El filósofo madrileño Juan Antonio Rivera ha fallecido hace unos días a los 66 años, cuando nada parecía pronosticar el fatal desenlace, dado que gozaba de una excelente salud. Nos lega una producción filosófica tan apreciable como sugerente. Al comenzar el milenio publica El gobierno de la fortuna: El poder del azar en la historia y los asuntos humanos (2000). Tres años después gana el Premio Espasa de Ensayo con Lo que Sócrates le diría a Woody Allen: Cine y Filosofía (2003), que tendría una segunda entrega en Carta abierta de Woody Allen a Platón (2006). En 2006 gana el Premio Libre Empresa con Menos utopía y más libertad (2005). Su dilatada experiencia como profesor de secundaria en Tenerife y Barcelona le hace publicar Camelia y la filosofía: Andanzas, venturas y desventuras de una joven estudiante (2016). Este mismo año ha visto la luz Moral y civilización (2024). En su mesa de trabajo estaban los materiales para el nuevo libro que tenía proyectado, porque fue un intelectual infatigable casado con el estudio.

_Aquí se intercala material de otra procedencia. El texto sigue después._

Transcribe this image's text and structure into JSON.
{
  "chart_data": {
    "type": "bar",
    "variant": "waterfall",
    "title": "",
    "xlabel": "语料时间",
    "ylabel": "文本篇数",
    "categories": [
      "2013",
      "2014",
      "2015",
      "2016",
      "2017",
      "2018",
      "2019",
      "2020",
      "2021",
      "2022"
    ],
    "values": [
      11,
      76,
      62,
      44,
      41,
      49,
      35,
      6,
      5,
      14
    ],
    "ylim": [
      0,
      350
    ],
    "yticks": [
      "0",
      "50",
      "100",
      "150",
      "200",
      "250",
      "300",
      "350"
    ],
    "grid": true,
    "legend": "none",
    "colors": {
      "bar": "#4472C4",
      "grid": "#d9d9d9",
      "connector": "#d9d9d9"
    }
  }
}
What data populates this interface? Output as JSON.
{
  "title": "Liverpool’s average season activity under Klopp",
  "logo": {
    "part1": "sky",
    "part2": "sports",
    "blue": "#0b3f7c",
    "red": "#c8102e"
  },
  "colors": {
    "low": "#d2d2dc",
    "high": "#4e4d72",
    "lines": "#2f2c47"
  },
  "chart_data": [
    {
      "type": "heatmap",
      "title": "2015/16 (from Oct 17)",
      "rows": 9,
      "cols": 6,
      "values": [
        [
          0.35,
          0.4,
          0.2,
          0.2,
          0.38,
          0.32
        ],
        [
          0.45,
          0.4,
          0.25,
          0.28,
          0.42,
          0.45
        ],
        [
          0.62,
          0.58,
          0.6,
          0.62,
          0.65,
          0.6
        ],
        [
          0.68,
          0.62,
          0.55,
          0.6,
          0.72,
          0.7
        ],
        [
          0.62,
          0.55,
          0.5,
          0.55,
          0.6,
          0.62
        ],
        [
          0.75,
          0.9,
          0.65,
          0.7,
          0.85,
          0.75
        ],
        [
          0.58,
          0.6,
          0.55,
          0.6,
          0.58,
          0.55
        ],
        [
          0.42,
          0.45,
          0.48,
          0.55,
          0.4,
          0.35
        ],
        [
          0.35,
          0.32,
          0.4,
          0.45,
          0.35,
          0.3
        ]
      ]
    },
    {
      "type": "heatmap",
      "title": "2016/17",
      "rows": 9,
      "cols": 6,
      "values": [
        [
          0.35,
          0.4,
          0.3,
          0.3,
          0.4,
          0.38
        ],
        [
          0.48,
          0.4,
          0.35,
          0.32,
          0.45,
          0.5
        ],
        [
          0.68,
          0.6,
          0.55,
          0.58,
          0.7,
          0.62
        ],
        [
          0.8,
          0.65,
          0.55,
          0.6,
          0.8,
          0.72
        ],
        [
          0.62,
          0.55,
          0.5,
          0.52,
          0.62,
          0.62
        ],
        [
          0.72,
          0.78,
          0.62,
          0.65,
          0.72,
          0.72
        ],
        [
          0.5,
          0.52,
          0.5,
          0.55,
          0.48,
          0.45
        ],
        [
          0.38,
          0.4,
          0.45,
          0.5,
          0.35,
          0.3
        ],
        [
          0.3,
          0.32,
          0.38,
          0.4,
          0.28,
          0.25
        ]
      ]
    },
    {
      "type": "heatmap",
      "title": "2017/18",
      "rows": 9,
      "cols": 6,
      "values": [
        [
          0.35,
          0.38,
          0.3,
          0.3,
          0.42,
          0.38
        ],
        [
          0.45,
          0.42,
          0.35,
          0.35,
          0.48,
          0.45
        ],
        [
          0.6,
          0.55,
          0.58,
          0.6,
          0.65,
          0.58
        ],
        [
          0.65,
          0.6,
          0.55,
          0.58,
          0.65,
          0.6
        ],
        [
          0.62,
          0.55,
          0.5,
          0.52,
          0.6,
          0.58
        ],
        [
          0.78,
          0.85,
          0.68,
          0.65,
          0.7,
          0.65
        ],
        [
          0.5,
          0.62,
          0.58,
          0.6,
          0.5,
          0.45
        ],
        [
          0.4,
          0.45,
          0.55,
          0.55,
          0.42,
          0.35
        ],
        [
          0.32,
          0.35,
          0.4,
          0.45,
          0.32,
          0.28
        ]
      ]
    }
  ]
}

Su estilo se beneficia de un solvente bagaje cultural. Siempre fue un lector insaciable de literatura, hasta redescubrir su juvenil pasión por el cine, sin dejar nunca de leer todo cuanto creía requerir para tratar un determinado tema, ya se tratase de antropología, economía o matemáticas. Nos conocimos hace medio siglo en las aulas de la Complutense y fraguamos una entrañable amistad al compartir un par de viajes ferroviarios por toda Europa, inmortalizados en unos diarios de viaje debidos a su pluma e ilustrados por fotografías de mi cosecha.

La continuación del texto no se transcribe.